Il respire lentement, tant bien que mal. Il a du mal à s’imaginer que Dexter est entré dans sa chambre. Leur chambre. Il était là, au milieu de tous ces souvenirs de Thomas. Et, quelque part, Isaac a honte. Honte de vivre comme si son fiancé allait passer la porte de l’appartement à tout instant, le sourire aux lèvres et le regard brillant. Honte d’espérer encore si fort que tout ça ne soit qu’un maudit rêve et qu’il se réveille, le cœur battant, dans la chaleur de son amant. Honte d’entendre quelquefois la clé qui tourne dans la serrure et de se précipiter jusqu’à l’entrée pour lui sauter dans les bras. Mais, en chemin, il se rend compte que ce n’est que le fruit de son imagination malade et perturbée ; il se rend compte que jamais plus Thomas ne rentrera chez eux comme il le faisait. Avant. Avant que le malheur ne s’abatte sur leur vie, avant que le Destin ne l’arrache à lui. Avant que ce type ne le tue. Poings crispés sur ses genoux, il ne regarde pas le pull que son beau-frère a choisi. Il ne peut pas, c’est trop dur. Il ne veut pas savoir. Alors Isaac cligne des yeux et acquiesce lentement : « Oui… Oui, tu peux le prendre. » Sa voix est trop rauque, c’est devenu difficile de parler avec cette boule dans sa gorge qui continue de l’étouffer. Qui est-il pour lui interdire de choisir un souvenir de son frère, de son jumeau ? Qui est-il pour lui enlever ce droit-là, le droit de garder un peu de Thomas avec lui ? Lui-même vit entouré de son fiancé décédé. C’est un besoin presque vital sans lequel il se sentirait mourir à petit feu. Il comprend que Dexter en ait besoin, c’est normal. Il ne s’interposera pas, même si ça lui fait mal. Il veut que rien ne bouge, que tout reste à sa place. Rien ne doit être changé, rien ne doit être dérangé. Il en a besoin. Comme ça, il sent un peu plus la présence de Thomas à ses côtés. Et ça le rassure, ça l’apaise un peu. Ça l’aide à se réchauffer. Même si la sensation est furtive, même si elle ne dure qu’une infime seconde. Une seconde de trop car le retour à la réalité est toujours plus brutal, plus douloureux aussi.

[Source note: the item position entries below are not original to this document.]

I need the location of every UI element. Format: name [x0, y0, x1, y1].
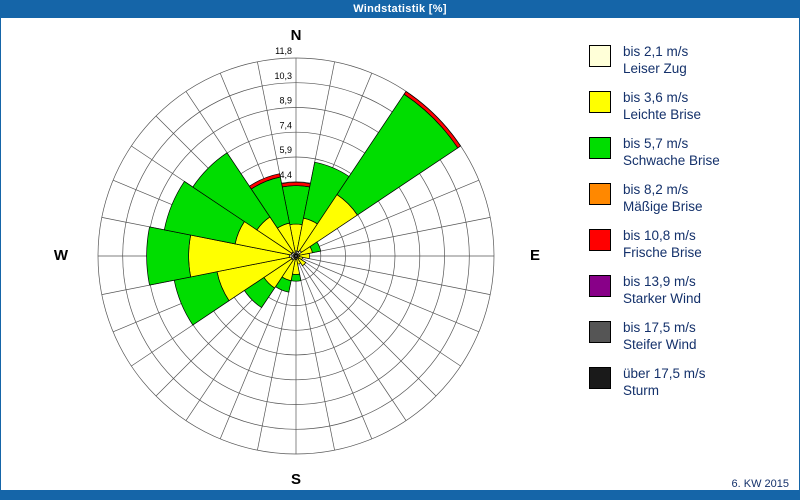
legend-label: über 17,5 m/s Sturm [623, 365, 706, 399]
legend-item: bis 10,8 m/s Frische Brise [589, 227, 720, 264]
legend-item: bis 5,7 m/s Schwache Brise [589, 135, 720, 172]
legend-class-name: Leiser Zug [623, 61, 687, 76]
legend-class-name: Starker Wind [623, 291, 702, 306]
legend-class-name: Leichte Brise [623, 107, 702, 122]
legend-class-name: Frische Brise [623, 245, 702, 260]
petal-segment-S [290, 273, 302, 282]
compass-label-east: E [529, 247, 540, 264]
legend-swatch [589, 275, 611, 297]
calendar-week-label: 6. KW 2015 [731, 478, 789, 490]
legend-item: über 17,5 m/s Sturm [589, 365, 720, 402]
legend-class-name: Sturm [623, 383, 660, 398]
legend-label: bis 2,1 m/s Leiser Zug [623, 43, 688, 77]
legend-swatch [589, 367, 611, 389]
petal-segment-NE [336, 93, 459, 216]
ring-label: 4,4 [279, 170, 292, 180]
grid-ring [97, 57, 495, 455]
legend-speed-range: bis 2,1 m/s [623, 44, 689, 59]
legend-item: bis 13,9 m/s Starker Wind [589, 273, 720, 310]
legend-label: bis 17,5 m/s Steifer Wind [623, 319, 697, 353]
legend-label: bis 5,7 m/s Schwache Brise [623, 135, 720, 169]
legend-swatch [589, 45, 611, 67]
ring-label: 5,9 [279, 145, 292, 155]
legend-label: bis 13,9 m/s Starker Wind [623, 273, 701, 307]
legend-swatch [589, 91, 611, 113]
bottom-bar [1, 490, 799, 499]
ring-label: 11,8 [275, 46, 292, 56]
legend-item: bis 8,2 m/s Mäßige Brise [589, 181, 720, 218]
petal-segment-ENE [309, 241, 322, 254]
legend-label: bis 8,2 m/s Mäßige Brise [623, 181, 703, 215]
petal-segment-WNW [163, 180, 245, 245]
petal-segment-SE [297, 257, 307, 267]
petal-segment-NW [192, 152, 271, 231]
legend-label: bis 3,6 m/s Leichte Brise [623, 89, 701, 123]
legend-class-name: Mäßige Brise [623, 199, 703, 214]
legend-speed-range: bis 13,9 m/s [623, 274, 696, 289]
legend: bis 2,1 m/s Leiser Zug bis 3,6 m/s Leichte … [589, 43, 720, 411]
legend-item: bis 2,1 m/s Leiser Zug [589, 43, 720, 80]
compass-label-south: S [290, 471, 301, 488]
ring-label: 8,9 [279, 96, 292, 106]
legend-speed-range: bis 3,6 m/s [623, 90, 689, 105]
legend-swatch [589, 137, 611, 159]
petal-segment-E [298, 252, 310, 260]
legend-speed-range: bis 8,2 m/s [623, 182, 689, 197]
ring-label: 7,4 [279, 120, 292, 130]
legend-speed-range: über 17,5 m/s [623, 366, 706, 381]
legend-speed-range: bis 17,5 m/s [623, 320, 696, 335]
grid-ring [122, 82, 470, 430]
petal-segment-W [146, 226, 192, 286]
compass-label-west: W [53, 247, 69, 264]
legend-speed-range: bis 5,7 m/s [623, 136, 689, 151]
legend-swatch [589, 321, 611, 343]
title-bar: Windstatistik [%] [1, 1, 799, 18]
legend-class-name: Steifer Wind [623, 337, 697, 352]
legend-item: bis 3,6 m/s Leichte Brise [589, 89, 720, 126]
petal-segment-NE [403, 90, 462, 149]
compass-label-north: N [290, 27, 302, 44]
petal-segment-NNW [248, 173, 281, 190]
legend-class-name: Schwache Brise [623, 153, 720, 168]
legend-swatch [589, 183, 611, 205]
legend-speed-range: bis 10,8 m/s [623, 228, 696, 243]
ring-label: 10,3 [274, 71, 292, 81]
legend-swatch [589, 229, 611, 251]
legend-label: bis 10,8 m/s Frische Brise [623, 227, 702, 261]
legend-item: bis 17,5 m/s Steifer Wind [589, 319, 720, 356]
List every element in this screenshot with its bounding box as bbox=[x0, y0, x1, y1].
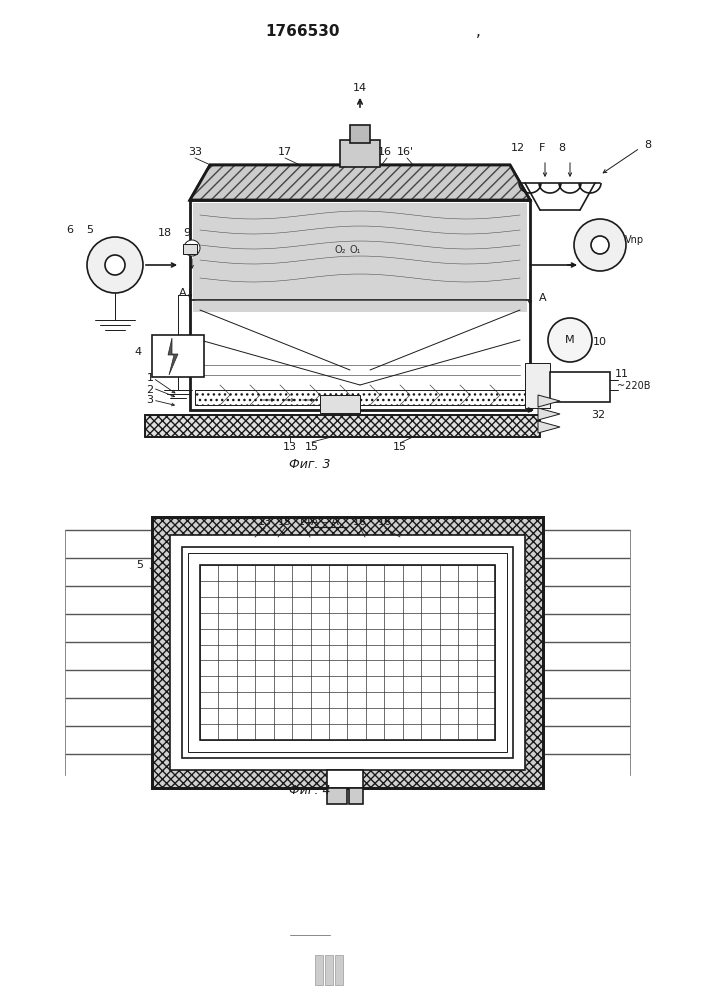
Bar bbox=[200, 565, 495, 740]
Text: 10: 10 bbox=[593, 337, 607, 347]
Polygon shape bbox=[538, 421, 560, 433]
Text: ,: , bbox=[476, 24, 481, 39]
Text: 5: 5 bbox=[86, 225, 93, 235]
Bar bbox=[145, 415, 540, 437]
Text: 1: 1 bbox=[146, 373, 153, 383]
Bar bbox=[188, 553, 507, 752]
Text: F: F bbox=[539, 143, 545, 153]
Circle shape bbox=[184, 240, 200, 256]
Text: Vnp: Vnp bbox=[625, 235, 644, 245]
Polygon shape bbox=[538, 395, 560, 407]
Text: 1766530: 1766530 bbox=[266, 24, 340, 39]
Bar bbox=[152, 517, 543, 788]
Bar bbox=[550, 372, 610, 402]
Text: O₁: O₁ bbox=[349, 245, 361, 255]
Text: 16': 16' bbox=[397, 147, 414, 157]
Text: 8: 8 bbox=[559, 143, 566, 153]
Text: 13: 13 bbox=[283, 442, 297, 452]
Text: 17: 17 bbox=[278, 147, 292, 157]
Bar bbox=[340, 140, 380, 167]
Text: 3: 3 bbox=[146, 395, 153, 405]
Polygon shape bbox=[168, 338, 178, 375]
Text: 11: 11 bbox=[615, 369, 629, 379]
Text: A: A bbox=[179, 288, 187, 298]
Text: 15: 15 bbox=[393, 442, 407, 452]
Text: Фиг. 3: Фиг. 3 bbox=[289, 458, 331, 472]
Bar bbox=[190, 200, 530, 410]
Text: 8: 8 bbox=[645, 140, 652, 150]
Text: 4: 4 bbox=[134, 347, 141, 357]
Circle shape bbox=[548, 318, 592, 362]
Text: 14: 14 bbox=[298, 517, 312, 527]
Text: 33: 33 bbox=[188, 147, 202, 157]
Text: 15: 15 bbox=[278, 517, 292, 527]
Circle shape bbox=[105, 255, 125, 275]
Bar bbox=[152, 517, 543, 788]
Text: 18: 18 bbox=[158, 228, 172, 238]
Circle shape bbox=[591, 236, 609, 254]
Text: A: A bbox=[539, 293, 547, 303]
Bar bbox=[200, 565, 495, 740]
Text: 13: 13 bbox=[258, 517, 272, 527]
Bar bbox=[320, 395, 360, 413]
Text: 15: 15 bbox=[305, 442, 319, 452]
Bar bbox=[145, 415, 540, 437]
Bar bbox=[182, 547, 513, 758]
Text: 14: 14 bbox=[353, 83, 367, 93]
Circle shape bbox=[574, 219, 626, 271]
Text: 2: 2 bbox=[146, 385, 153, 395]
Text: 16: 16 bbox=[378, 517, 392, 527]
Polygon shape bbox=[538, 408, 560, 420]
Text: O₂: O₂ bbox=[334, 245, 346, 255]
Text: M: M bbox=[565, 335, 575, 345]
Bar bbox=[315, 955, 323, 985]
Polygon shape bbox=[190, 165, 530, 200]
Text: 12: 12 bbox=[511, 143, 525, 153]
Bar bbox=[525, 363, 550, 408]
Bar bbox=[183, 244, 197, 254]
Text: 5: 5 bbox=[136, 560, 144, 570]
Circle shape bbox=[87, 237, 143, 293]
Polygon shape bbox=[190, 165, 530, 200]
Text: ~220B: ~220B bbox=[617, 381, 650, 391]
Text: 16: 16 bbox=[353, 517, 367, 527]
Bar bbox=[335, 955, 343, 985]
Text: 16: 16 bbox=[378, 147, 392, 157]
Bar bbox=[195, 390, 525, 405]
Text: Фиг. 4: Фиг. 4 bbox=[289, 784, 331, 796]
Bar bbox=[325, 955, 333, 985]
Bar bbox=[349, 788, 363, 804]
Bar bbox=[327, 770, 363, 788]
Text: 9: 9 bbox=[183, 228, 191, 238]
Bar bbox=[350, 125, 370, 143]
Text: 6: 6 bbox=[66, 225, 74, 235]
Bar bbox=[152, 335, 204, 377]
Text: 32: 32 bbox=[591, 410, 605, 420]
Bar bbox=[170, 535, 525, 770]
Bar bbox=[193, 203, 527, 312]
Text: A – A: A – A bbox=[311, 517, 339, 527]
Bar bbox=[327, 788, 347, 804]
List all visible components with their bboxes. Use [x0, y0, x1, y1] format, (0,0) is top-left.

Parfois, il aurait juste besoin de bras autour de lui mais la seule idée qu’un autre corps que celui de son fiancé soit proche du sien le rebute et le dégoûte. Comme s’il trahissait son amour pour le défunt. Comme s’il le trompait. Alors il s’enroule dans une couverture, en espérant que la glace à l’intérieur de lui finisse par partir. « Est-ce que… est-ce que tu voudrais emmener autre chose ? il lui demande, incertain de savoir quelle réponse lui fera le plus plaisir. » Il le demande, parce qu’il le doit. Parce que Thomas aurait voulu que son jumeau puisse avoir quelque chose de lui pour faire son deuil. Pour se rappeler du bon et mettre de côté le mauvais de toute cette histoire. Il aurait voulu que son frère ait ses propres souvenirs avec lui comme Isaac avait les siens. Mais il a peur. Il a tellement peur du vide. Que même un seul cadre photo en moins le laisse un peu plus déchiré, un peu plus détruit. C’est comme si tous ces objets étaient là pour remplir le trou béant dans sa poitrine, petit à petit. Comme pour remplacer ce qui ne sera plus jamais là ; comme pour remplacer celui qui s’est envolé. Il déglutit, mal à l’aise. « Je crois qu’il avait un… un vieil album photos de votre enfance, il hésite en jetant au brun des coups d’œil furtifs. Est-ce que tu veux le prendre avec toi ? » Dexter était tout pour son frère, Isaac n’avait jamais été qu’une pièce rapportée. Et même s’ils s’aimaient, même si leur couple fonctionnait à merveille, il avait toujours su que son jumeau garderait cette place si particulière. Il le voyait quand Thomas parlait de lui, quand ils étaient tous les deux à rire ensemble pour des choses qu’eux seuls comprenaient. Thomas et Dexter avaient un lien que rien ni personne ne pouvait comprendre, ne pouvait remplacer. Isaac n’ose imaginer la sensation que ça doit faire de perdre la personne avec qui vous êtes né, avec qui vous avez grandi, évolué. Lui, il a l’impression qu’un bout de son âme est parti avec son fiancé. Dexter ressent-il aussi cette sorte d’amputation presque physique depuis la disparition de son jumeau ? Probablement. Sûrement. Parce que rien ne remplace un frère absent.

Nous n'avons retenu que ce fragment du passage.